214 - Transgender and Non-Binary Use of Gender-Affirming Hormone Therapy and Effects on PSA and Prostate Cancer Detection

P. Riviere^1,2, K. M. Morgan^3,4, L. N. Deshler⁵, M. D. Tibbs⁶, E. M. Qiao^3,6, J. Anger⁷, A. Salmasi⁷, D. C. Marshall⁸, P. Sanghvi⁹, and B. S. Rose^3,6; ¹University of California San Diego Department of Radiation Medicine and Applied Sciences, La Jolla, CA, ²VA San Diego, San Diego, CA, ³VA San Diego Health Care System, La Jolla, CA, ⁴UCSD Health, Department of Radiation Medicine and Applied Sciences, La Jolla, CA, ⁵UCSD Center for Health Equity, Education, and Research, La Jolla, CA, ⁶Department of Radiation Medicine and Applied Sciences, University of California San Diego, La Jolla, CA, ⁷UCSD Department of Urology, La Jolla, CA, ⁸Department of Radiation Oncology, Icahn School of Medicine at Mount Sinai, New York, NY, ⁹Department of Radiation Medicine and Applied Sciences, UC San Diego School of Medicine, La Jolla, CA

Purpose/Objective(s): There are limited data on the effects of gender affirming hormone therapy on prostate specific antigen (PSA) values in transgender or non-binary individuals (TGNB) born with prostate glands. Additionally, the relative incidence of prostate cancer in TGNB individuals compared to cisgender men is poorly characterized. This study hypothesized that various gender affirming hormone therapies would significantly reduce PSA, and possibly result in lower incidence of prostate cancer either due to biological effect or from reduced detection with PSA suppression. Materials/

Methods: This was a multicenter, nationwide cohort study of individuals receiving care in the VA Healthcare system. For analyses comparing TGNB individuals to cisgender men, TGNB patients were matched to cisgender controls by year of birth. To account for repeated testing of PSA within patients as well as matching between cohorts, linear mixed effects modeling was employed. We studied separately the effects of gender affirming hormone therapies using gonadotropin-releasing hormone agonist/antagonists (GnRH containing regimens) and non-GnRH containing regimens. We quantified incidence of prostate cancer as new cases per 1000 patient-years, measuring exposure from time of age 50 to last follow up or death.

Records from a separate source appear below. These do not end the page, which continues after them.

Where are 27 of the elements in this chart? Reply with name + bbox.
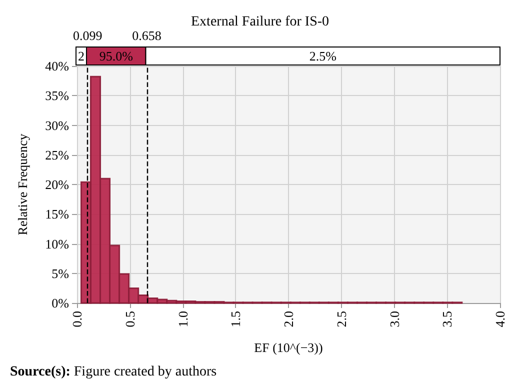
x-tick-label: 4.0 (492, 311, 508, 328)
y-tick-label: 15% (45, 206, 70, 222)
x-tick-label: 2.5 (334, 311, 349, 328)
ref-line-label: 0.099 (72, 28, 102, 43)
y-tick-label: 40% (45, 58, 70, 74)
x-tick-label: 3.5 (440, 311, 455, 328)
text: 2.5% (309, 48, 337, 64)
x-axis-title: EF (10^(−3)) (254, 340, 323, 355)
x-tick-label: 0.0 (70, 311, 84, 328)
x-tick-label: 2.0 (281, 311, 296, 328)
ref-line-label: 0.658 (132, 28, 162, 43)
y-tick-label: 0% (52, 296, 70, 310)
x-tick-label: 0.5 (122, 311, 138, 328)
text: 95.0% (99, 48, 134, 64)
y-tick-label: 30% (45, 118, 70, 133)
source-note: Source(s): Figure created by authors (10, 364, 217, 380)
y-axis-title: Relative Frequency (15, 133, 30, 236)
y-tick-label: 35% (45, 88, 70, 104)
text: 2 (78, 48, 84, 64)
y-tick-label: 20% (45, 177, 70, 192)
chart-title: External Failure for IS-0 (190, 14, 330, 30)
x-tick-label: 1.0 (175, 311, 190, 328)
y-tick-label: 5% (52, 266, 70, 281)
y-tick-label: 10% (45, 236, 70, 252)
x-tick-label: 3.0 (386, 311, 402, 328)
x-tick-label: 1.5 (228, 311, 244, 328)
y-tick-label: 25% (45, 147, 70, 162)
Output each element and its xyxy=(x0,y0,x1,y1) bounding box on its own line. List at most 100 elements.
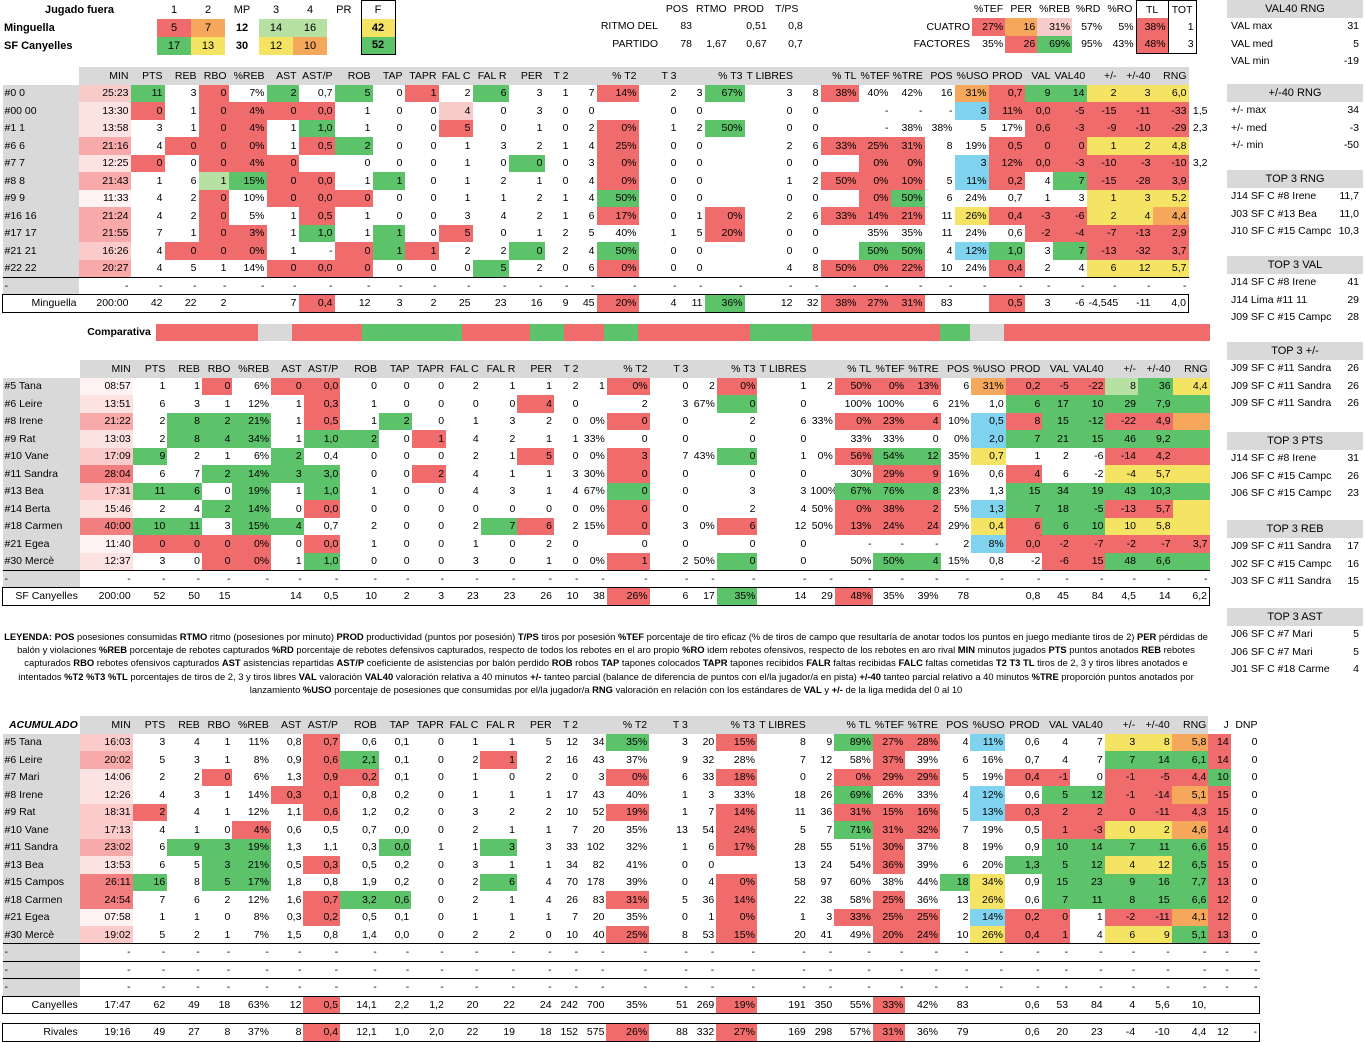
stat-cell: 0 xyxy=(800,537,807,550)
stat-cell: 25% xyxy=(606,926,650,944)
stat-cell: 4,3 xyxy=(1171,803,1209,821)
side-panel-title: TOP 3 +/- xyxy=(1227,342,1363,360)
stat-cell: 3 xyxy=(271,465,304,483)
stat-cell: 24% xyxy=(965,192,987,205)
stat-cell: 2 xyxy=(201,500,233,518)
side-value: 5 xyxy=(1353,645,1359,658)
stat-cell: 19% xyxy=(982,823,1004,836)
stat-cell: 55 xyxy=(820,841,833,854)
stat-cell: 19% xyxy=(982,841,1004,854)
col-header: +/-40 xyxy=(1137,716,1172,734)
stat-cell: 0% xyxy=(606,377,650,395)
side-panel-row: J01 SF C #18 Carme 4 xyxy=(1227,661,1363,679)
stat-cell: 3 xyxy=(193,753,200,766)
col-header: TAPR xyxy=(404,67,439,85)
col-header: RBO xyxy=(198,67,229,85)
comparativa-bar xyxy=(530,324,564,341)
comparativa-bar xyxy=(258,324,292,341)
stat-cell: 1 xyxy=(509,823,515,836)
stat-cell: 0 xyxy=(430,262,437,274)
total-cell: 45 xyxy=(570,294,597,313)
total-cell: 88 xyxy=(649,1023,690,1042)
stat-cell: 1,0 xyxy=(303,552,341,570)
stat-cell: 41 xyxy=(820,928,833,941)
stat-cell: 4 xyxy=(545,893,552,906)
stat-cell: 8 xyxy=(799,736,806,749)
total-row: Canyelles 17:47 62 49 18 63% 12 0,5 14,1 2,2 1,2 20… xyxy=(1,995,1260,1014)
stat-cell: 0 xyxy=(641,432,648,445)
stat-cell: 1 xyxy=(290,139,297,152)
stat-cell: 3 xyxy=(472,858,479,871)
stat-cell: 0 xyxy=(670,157,677,170)
stat-cell: 15 xyxy=(1042,412,1071,430)
player-name: #10 Vane xyxy=(2,447,80,465)
stat-cell: 4 xyxy=(194,502,200,515)
stat-cell: 67% xyxy=(693,397,715,410)
stat-cell: 7,7 xyxy=(1171,873,1209,891)
total-cell: 27% xyxy=(716,1023,757,1042)
stat-cell: 0,6 xyxy=(362,736,377,749)
stat-cell: 2 xyxy=(1044,262,1051,274)
stat-cell: 0% xyxy=(834,412,874,430)
stat-cell xyxy=(1172,412,1210,430)
stat-cell xyxy=(1172,465,1210,483)
stat-cell: 0,7 xyxy=(323,520,339,533)
factores-cell: 38% xyxy=(1135,18,1169,36)
total-cell: 8 xyxy=(270,1023,304,1042)
stat-cell: 0 xyxy=(266,102,299,120)
stat-cell: 0 xyxy=(430,192,437,205)
stat-cell: 5,8 xyxy=(1171,733,1209,751)
stat-cell: 0 xyxy=(509,502,516,515)
score-cell: 5 xyxy=(157,18,191,37)
col-header: % TL xyxy=(834,716,873,734)
stat-cell: 20% xyxy=(872,926,906,944)
col-header: TAPR xyxy=(411,716,446,734)
stat-cell: 0,8 xyxy=(989,555,1004,567)
stat-cell: 0 xyxy=(572,450,579,463)
stat-cell: 0 xyxy=(438,380,445,393)
col-header: T LIBRES xyxy=(756,716,808,734)
stat-cell: 0 xyxy=(1251,876,1258,889)
stat-cell: 1 xyxy=(472,771,479,784)
col-header: +/- xyxy=(1104,716,1138,734)
side-panel-top-rng: TOP 3 RNG J14 SF C #8 Irene 11,7 J03 SF C #… xyxy=(1227,170,1363,241)
side-value: -19 xyxy=(1343,55,1359,68)
total-name: Rivales xyxy=(1,1023,80,1042)
player-name: #8 Irene xyxy=(2,412,80,430)
col-header: %TEF xyxy=(858,67,891,85)
stat-cell xyxy=(1172,482,1210,500)
stat-cell: 14 xyxy=(1208,733,1231,751)
stat-cell: 0 xyxy=(749,432,756,445)
stat-cell: 0,6 xyxy=(989,467,1004,480)
player-name: #17 17 xyxy=(2,224,79,242)
total-cell: 14,1 xyxy=(340,995,379,1014)
table-row: #21 Egea 07:58 1 1 0 8% 0,3 0,2 0,5 0,1 0 1 1 1 7 20 35%… xyxy=(2,908,1260,926)
stat-cell: 15% xyxy=(948,555,970,567)
total-cell: 84 xyxy=(1070,995,1105,1014)
stat-cell: 1 xyxy=(290,209,297,222)
col-header: % T3 xyxy=(704,67,745,85)
stat-cell: 0,0 xyxy=(298,102,335,120)
stat-cell: 0 xyxy=(403,432,410,445)
table-header: ACUMULADO MIN PTS REB RBO %REB AST AST/P ROB TAP T… xyxy=(2,716,1260,734)
col-header: VAL40 xyxy=(1070,716,1105,734)
stat-cell xyxy=(580,535,606,553)
stat-cell: 24 xyxy=(820,858,833,871)
side-label: VAL min xyxy=(1231,55,1270,68)
stat-cell: 0 xyxy=(472,397,479,410)
side-label: VAL med xyxy=(1231,37,1274,50)
stat-cell: 4 xyxy=(906,412,941,430)
stat-cell: 0 xyxy=(430,157,437,170)
stat-cell: 2 xyxy=(641,397,648,410)
stat-cell: 9 xyxy=(681,753,688,766)
stat-cell: 5 xyxy=(696,227,703,240)
stat-cell: 13 xyxy=(794,858,806,871)
stat-cell: 5 xyxy=(545,736,552,749)
stat-cell: 11:40 xyxy=(79,535,133,553)
stat-cell xyxy=(1172,500,1210,518)
score-cell: 7 xyxy=(191,18,225,37)
stat-cell: 2 xyxy=(962,911,969,924)
stat-cell: 67% xyxy=(704,84,745,102)
stat-cell: 25% xyxy=(905,908,940,926)
total-cell: -6 xyxy=(1052,294,1087,313)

Results: Our cohort included 1,024 self-identified TGNB individuals assigned male at birth who received PSA testing in the VA Healthcare System. Use of non-GnRH hormone therapy was associated with a 1.30 ng/mL lower PSA (95% confidence interval (CI) 1.14-1.46, p < 0.001) and GnRH hormone therapy was associated with a 1.08 ng/mL lower PSA (95% CI 0.60-1.55, p < 0.001) in matched analysis with cisgender men. Within the TGNB cohort, there were 450 individuals who had undergone PSA testing both before and after initiation of hormone therapy. For these individuals, initiation of non-GnRH therapy resulted in a 0.49 ng/mL decrease (95% CI 0.35-0.62, p<0.001) and initiation of GnRH hormone therapy resulted in a 0.73 ng/mL decrease (95% CI 0.43-1.02, p<0.001) from a pre-hormone therapy median PSA baseline of 0.70ng/mL. TGNB individuals developed prostate cancer at a rate of 1.79 per 1,000 patient-years compared to 4.02 per 1,000 patient-years in cisgender individuals.

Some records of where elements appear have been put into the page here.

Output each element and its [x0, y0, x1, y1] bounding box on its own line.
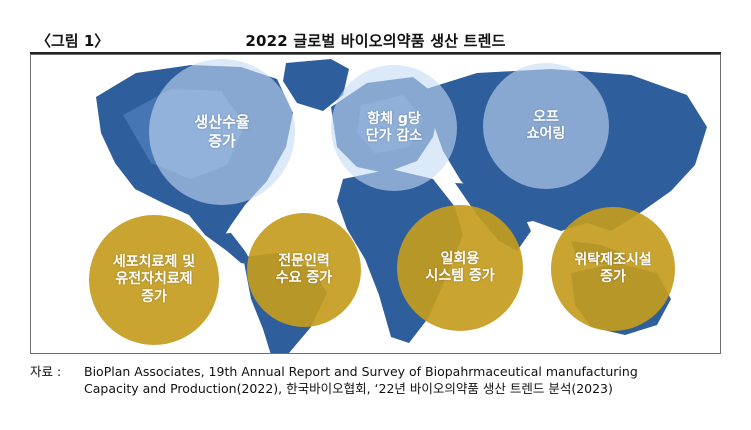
- trend-circle-cmo: 위탁제조시설 증가: [551, 207, 675, 331]
- trend-text-single-use: 일회용 시스템 증가: [425, 250, 495, 285]
- trend-circle-single-use: 일회용 시스템 증가: [397, 205, 523, 331]
- source-line-2: Capacity and Production(2022), 한국바이오협회, …: [84, 381, 613, 396]
- map-central-america: [205, 233, 253, 265]
- source-line-1: BioPlan Associates, 19th Annual Report a…: [84, 364, 638, 379]
- trend-circle-yield: 생산수율 증가: [149, 59, 295, 205]
- trend-text-yield: 생산수율 증가: [194, 113, 250, 150]
- trend-text-workforce: 전문인력 수요 증가: [275, 252, 333, 287]
- trend-text-offshoring: 오프 쇼어링: [526, 108, 566, 143]
- source-label: 자료 :: [30, 364, 62, 379]
- trend-circle-workforce: 전문인력 수요 증가: [247, 213, 361, 327]
- map-greenland: [283, 59, 349, 111]
- diagram-frame: 생산수율 증가 항체 g당 단가 감소 오프 쇼어링 세포치료제 및 유전자치료…: [30, 54, 721, 354]
- trend-text-cell-gene-therapy: 세포치료제 및 유전자치료제 증가: [112, 253, 196, 305]
- title-divider: [30, 52, 721, 54]
- trend-circle-offshoring: 오프 쇼어링: [483, 63, 609, 189]
- trend-text-cmo: 위탁제조시설 증가: [574, 251, 652, 286]
- trend-circle-cost: 항체 g당 단가 감소: [331, 65, 457, 191]
- figure-label: 〈그림 1〉: [36, 32, 110, 50]
- figure-title: 2022 글로벌 바이오의약품 생산 트렌드: [245, 32, 506, 50]
- trend-circle-cell-gene-therapy: 세포치료제 및 유전자치료제 증가: [89, 215, 219, 345]
- trend-text-cost: 항체 g당 단가 감소: [365, 110, 423, 145]
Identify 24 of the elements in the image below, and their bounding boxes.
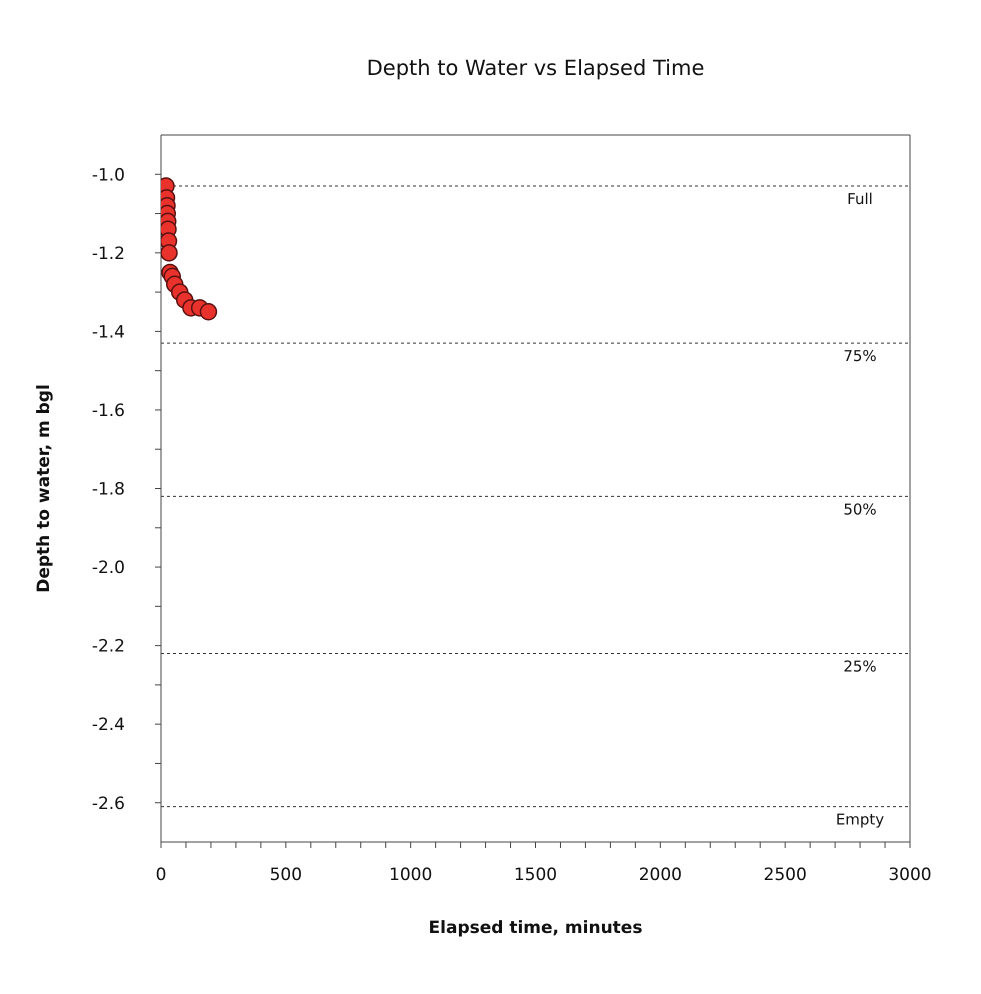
annotation: 25% — [843, 657, 877, 676]
y-tick-label: -2.0 — [92, 558, 125, 578]
y-tick-label: -2.4 — [92, 715, 125, 736]
y-tick-label: -1.6 — [92, 400, 125, 421]
x-axis-title: Elapsed time, minutes — [428, 918, 642, 938]
y-tick-label: -2.6 — [92, 794, 125, 814]
x-tick-label: 1000 — [389, 865, 432, 886]
x-tick-label: 3000 — [888, 865, 932, 886]
y-tick-label: -1.4 — [92, 322, 125, 342]
x-tick-label: 2000 — [638, 865, 682, 886]
y-tick-label: -2.2 — [92, 636, 125, 657]
annotation: 75% — [843, 347, 877, 366]
x-tick-label: 500 — [270, 865, 302, 886]
x-tick-label: 2500 — [764, 865, 807, 886]
y-tick-label: -1.0 — [92, 165, 125, 186]
annotation: 50% — [843, 500, 877, 518]
x-tick-label: 1500 — [514, 865, 558, 886]
annotation: Empty — [836, 810, 884, 829]
x-tick-label: 0 — [156, 865, 166, 886]
annotation: Full — [847, 190, 873, 208]
y-tick-label: -1.2 — [92, 244, 125, 264]
y-tick-label: -1.8 — [92, 480, 125, 500]
chart-title: Depth to Water vs Elapsed Time — [366, 56, 706, 80]
y-axis-title: Depth to water, m bgl — [34, 384, 54, 593]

Conclusion: TGNB individuals undergoing gender affirming hormone therapies experience decreases in PSA and are less likely to be diagnosed with prostate cancer than matched cisgender individuals. It is not clear if the lower incidence of prostate cancer is the result of hormonal chemoprevention or ascertainment bias from suppression of PSA. Future work should establish if a lower PSA threshold for biopsy should be used for TGNB individuals receiving gender affirming hormone therapy who elect to undergo prostate cancer screening.